48 heures

Un mercredi soir à Roissy, Terminal 2E. 

Tout juste arrivée d’Amérique après une semaine à D.C. passée à suivre pour LCI un sommet sur les risques accrus de l’Intelligence Artificielle, elle poireaute devant le tapis à bagages depuis vingt bonnes minutes déjà quand une voix derrière elle s’élève :

-       Quelqu’un vous attend ? 

Elle sursaute franchement, se retourne.

-       Non mais moi j’attends quelque chose. Ma valise. Ils mettent des plombes à la sortir et la patience n’est pas mon fort. 

-       Grève du personnel, paraît-il. 

Elle l’a déjà croisé mais où ?

 À l’instant même, le tapis se met en action. Ils se sourient de concert et lui en profite habilement : 

-       On fête ça autour d’un café ?

Un visage taillé à la serpe, grand, châtain clair, le regard immensément bleu. Un accent slave. Pile sa came. Elle le trouve courageux et la situation aussi délicieuse qu’insolite.

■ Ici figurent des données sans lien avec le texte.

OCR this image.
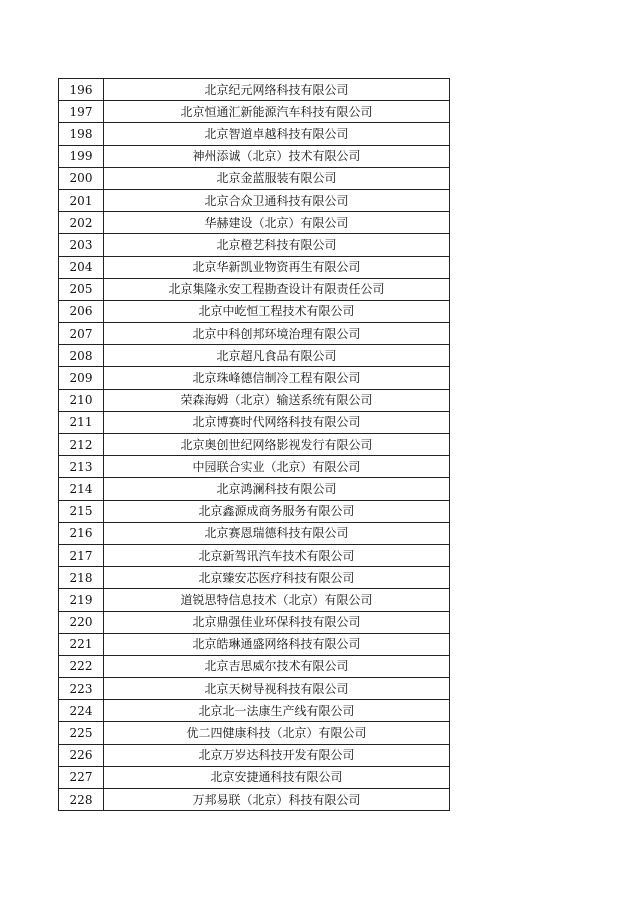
196	北京纪元网络科技有限公司
197	北京恒通汇新能源汽车科技有限公司
198	北京智道卓越科技有限公司
199	神州添诚（北京）技术有限公司
200	北京金蓝服装有限公司
201	北京合众卫通科技有限公司
202	华赫建设（北京）有限公司
203	北京橙艺科技有限公司
204	北京华新凯业物资再生有限公司
205	北京集隆永安工程勘查设计有限责任公司
206	北京中屹恒工程技术有限公司
207	北京中科创邦环境治理有限公司
208	北京超凡食品有限公司
209	北京珠峰德信制冷工程有限公司
210	荣森海姆（北京）输送系统有限公司
211	北京博赛时代网络科技有限公司
212	北京奥创世纪网络影视发行有限公司
213	中园联合实业（北京）有限公司
214	北京鸿澜科技有限公司
215	北京鑫源成商务服务有限公司
216	北京赛恩瑞德科技有限公司
217	北京新驾讯汽车技术有限公司
218	北京臻安芯医疗科技有限公司
219	道锐思特信息技术（北京）有限公司
220	北京鼎强佳业环保科技有限公司
221	北京皓琳通盛网络科技有限公司
222	北京吉思威尔技术有限公司
223	北京天树导视科技有限公司
224	北京北一法康生产线有限公司
225	优二四健康科技（北京）有限公司
226	北京万岁达科技开发有限公司
227	北京安捷通科技有限公司
228	万邦易联（北京）科技有限公司
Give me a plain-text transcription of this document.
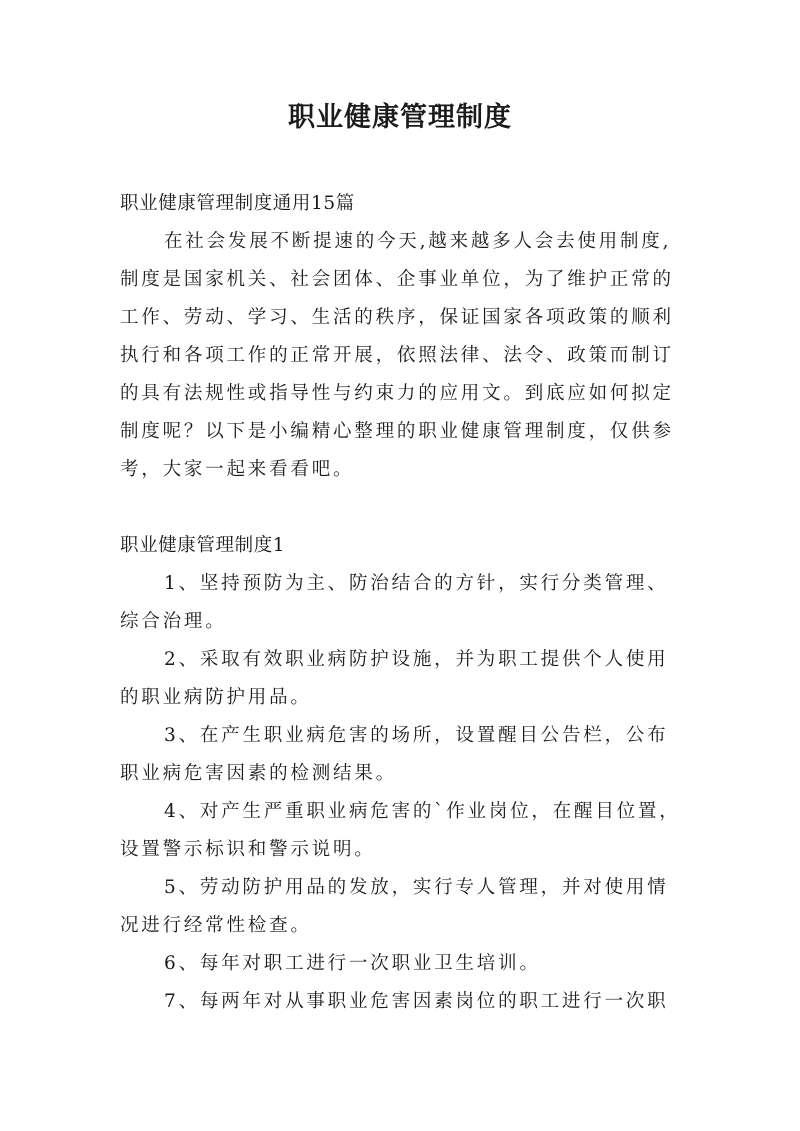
职业健康管理制度
职业健康管理制度通用15篇
在社会发展不断提速的今天,越来越多人会去使用制度,
制度是国家机关、社会团体、企事业单位，为了维护正常的
工作、劳动、学习、生活的秩序，保证国家各项政策的顺利
执行和各项工作的正常开展，依照法律、法令、政策而制订
的具有法规性或指导性与约束力的应用文。到底应如何拟定
制度呢？以下是小编精心整理的职业健康管理制度，仅供参
考，大家一起来看看吧。
职业健康管理制度1
1、坚持预防为主、防治结合的方针，实行分类管理、
综合治理。
2、采取有效职业病防护设施，并为职工提供个人使用
的职业病防护用品。
3、在产生职业病危害的场所，设置醒目公告栏，公布
职业病危害因素的检测结果。
4、对产生严重职业病危害的`作业岗位，在醒目位置，
设置警示标识和警示说明。
5、劳动防护用品的发放，实行专人管理，并对使用情
况进行经常性检查。
6、每年对职工进行一次职业卫生培训。
7、每两年对从事职业危害因素岗位的职工进行一次职
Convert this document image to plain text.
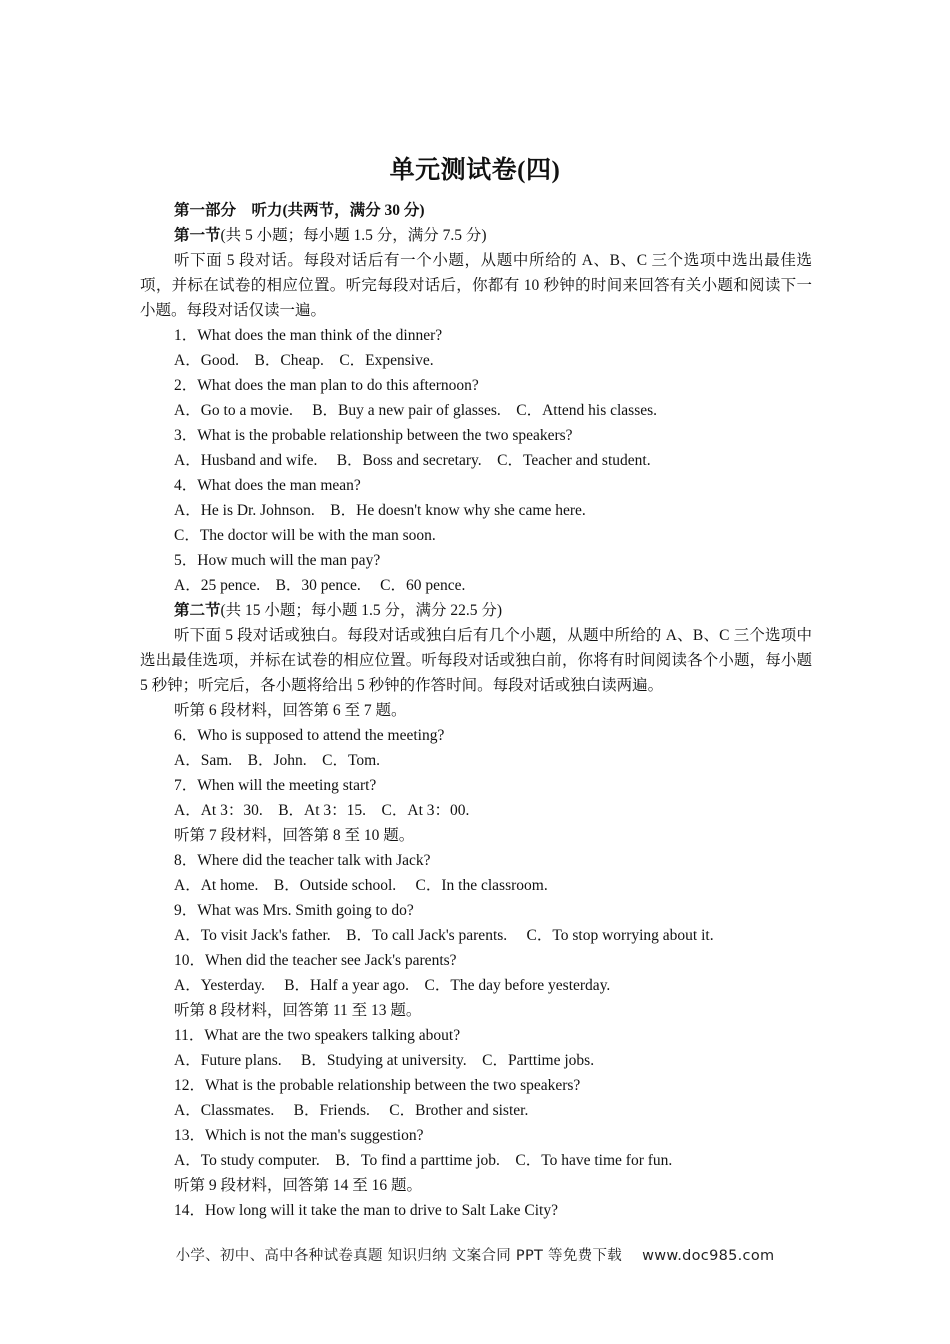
单元测试卷(四)
第一部分　听力(共两节，满分 30 分)
第一节(共 5 小题；每小题 1.5 分，满分 7.5 分)
听下面 5 段对话。每段对话后有一个小题，从题中所给的 A、B、C 三个选项中选出最佳选项，并标在试卷的相应位置。听完每段对话后，你都有 10 秒钟的时间来回答有关小题和阅读下一小题。每段对话仅读一遍。
1．What does the man think of the dinner?
A．Good.　B．Cheap.　C．Expensive.
2．What does the man plan to do this afternoon?
A．Go to a movie.　 B．Buy a new pair of glasses.　C．Attend his classes.
3．What is the probable relationship between the two speakers?
A．Husband and wife.　 B．Boss and secretary.　C．Teacher and student.
4．What does the man mean?
A．He is Dr. Johnson.　B．He doesn't know why she came here.
C．The doctor will be with the man soon.
5．How much will the man pay?
A．25 pence.　B．30 pence.　 C．60 pence.
第二节(共 15 小题；每小题 1.5 分，满分 22.5 分)
听下面 5 段对话或独白。每段对话或独白后有几个小题，从题中所给的 A、B、C 三个选项中选出最佳选项，并标在试卷的相应位置。听每段对话或独白前，你将有时间阅读各个小题，每小题 5 秒钟；听完后，各小题将给出 5 秒钟的作答时间。每段对话或独白读两遍。
听第 6 段材料，回答第 6 至 7 题。
6．Who is supposed to attend the meeting?
A．Sam.　B．John.　C．Tom.
7．When will the meeting start?
A．At 3：30.　B．At 3：15.　C．At 3：00.
听第 7 段材料，回答第 8 至 10 题。
8．Where did the teacher talk with Jack?
A．At home.　B．Outside school.　 C．In the classroom.
9．What was Mrs. Smith going to do?
A．To visit Jack's father.　B．To call Jack's parents.　 C．To stop worrying about it.
10．When did the teacher see Jack's parents?
A．Yesterday.　 B．Half a year ago.　C．The day before yesterday.
听第 8 段材料，回答第 11 至 13 题。
11．What are the two speakers talking about?
A．Future plans.　 B．Studying at university.　C．Parttime jobs.
12．What is the probable relationship between the two speakers?
A．Classmates.　 B．Friends.　 C．Brother and sister.
13．Which is not the man's suggestion?
A．To study computer.　B．To find a parttime job.　C．To have time for fun.
听第 9 段材料，回答第 14 至 16 题。
14．How long will it take the man to drive to Salt Lake City?
小学、初中、高中各种试卷真题 知识归纳 文案合同 PPT 等免费下载 www.doc985.com
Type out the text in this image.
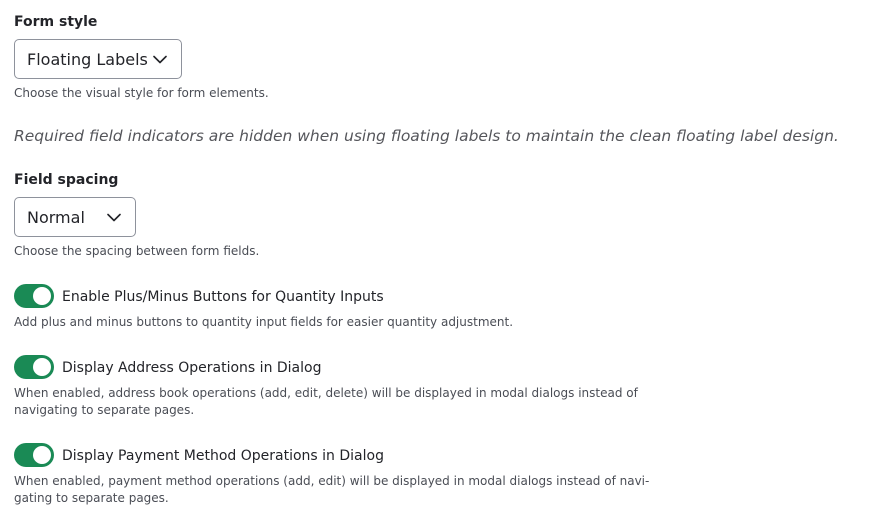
Form style
Floating Labels
Choose the visual style for form elements.
Required field indicators are hidden when using floating labels to maintain the clean floating label design.
Field spacing
Normal
Choose the spacing between form fields.
Enable Plus/Minus Buttons for Quantity Inputs
Add plus and minus buttons to quantity input fields for easier quantity adjustment.
Display Address Operations in Dialog
When enabled, address book operations (add, edit, delete) will be displayed in modal dialogs instead of
navigating to separate pages.
Display Payment Method Operations in Dialog
When enabled, payment method operations (add, edit) will be displayed in modal dialogs instead of navi-
gating to separate pages.
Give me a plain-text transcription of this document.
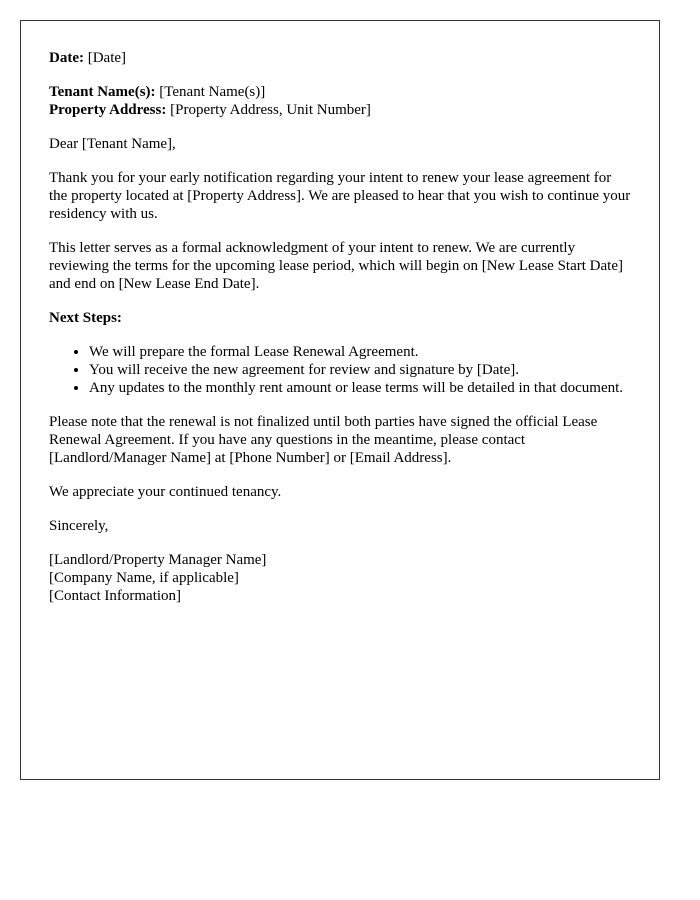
Date: [Date]

Tenant Name(s): [Tenant Name(s)]
Property Address: [Property Address, Unit Number]

Dear [Tenant Name],

Thank you for your early notification regarding your intent to renew your lease agreement for the property located at [Property Address]. We are pleased to hear that you wish to continue your residency with us.

This letter serves as a formal acknowledgment of your intent to renew. We are currently reviewing the terms for the upcoming lease period, which will begin on [New Lease Start Date] and end on [New Lease End Date].

Next Steps:

• We will prepare the formal Lease Renewal Agreement.
• You will receive the new agreement for review and signature by [Date].
• Any updates to the monthly rent amount or lease terms will be detailed in that document.

Please note that the renewal is not finalized until both parties have signed the official Lease Renewal Agreement. If you have any questions in the meantime, please contact [Landlord/Manager Name] at [Phone Number] or [Email Address].

We appreciate your continued tenancy.

Sincerely,

[Landlord/Property Manager Name]
[Company Name, if applicable]
[Contact Information]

-       Alors plutôt un verre de vin. Vendredi soir de préférence. 19 heures 30, Le Perchoir, porte de Versailles. Ça vous convient ?

Désarçonné, le type accepte. Au moment de passer la douane, l’homme est prié d’ouvrir ses sacs et elle de circuler. 

Dans le taxi qui l’emmène à Saint-Cloud, il accapare le train sans freins de ses pensées.

Putain. Elle l’a déjà croisé mais où ?

Elle réalise alors qu’ils se sont séparés sans s’être échangés un prénom ni même un numéro.

Vendredi soir venu, après deux jours d'expectative, impatiente, électrique, elle tente le coup à tout hasard, se pomponne et file au rencard. Elle l’aperçoit à l’heure prévue sur le rooftop du Perchoir. Chemise, jeans, boots et saharienne

Sobre et classy. Une allure folle. Ce salopard envoie du lourd.

Ils conversent sans discontinuer, l’échange est fluide et la tension sexuelle palpable. Au sortir de l’établissement, il lui propose un dernier verre, chez lui évidemment. Sur ses gardes mais un peu pétée, elle monte dans son Audi Q7. 

Putain-putain-putain. Elle l’a déjà croisé mais où ?

Arrivés dans son grand duplex de la rue de la Grange aux Belles, elle éprouve une sensation étrangement familière, une exaltation malaisante. Ce grand canapé couleur sable, ces murs peints d’un gris minéral, la repro de Francis Bacon, l’affiche du film Larry Flint… D’un coup ça tilte. Aleksandar, 43 ans, rencontré sur Tinder sans qu’ils ne se soient jamais vus. Ce malade l’avait bombardé de photos de sa queue matin et soir, prises dans toutes les pièces de l’appart, sous tous les angles imaginables. Après l’avoir menacé à maintes reprises de porter plainte pour viol visuel, elle l’avait finalement bloqué.

Au lit, elle reconnaît l’arme du crime : un sexe large comme un bras de bébé, long à l’excès et circoncis. Elle grimpe sur lui, se cambre en arrière, mains calées sur ses cuisses musclées, se frotte jusqu’à se faire exploser. 

Après qu’il ait joui à son tour, elle profite qu’il passe sous la douche pour se rhabiller et filer. 

Dans le G7 qui la ramène vers sa banlieue cossue, elle fouille dans son iPhone, retrouve leurs échanges archivés, conservés au cas où. Émojis à foison, cc, sltlolmdr et les fameuses photos de son service trois-pièces envoyé sous toutes les coutures. Elle songe au sommet de D.C., à ChatGPT, à Tinder, au rapport Homme-machine et remercie grandement Roissy et ses grévistes du moment de lui avoir fait oublier 48 heures durant les affres du 2.0, ainsi que sa vie amoureuse asservie à ces algorithmes, ces applications aliénantes, ce néant numérique.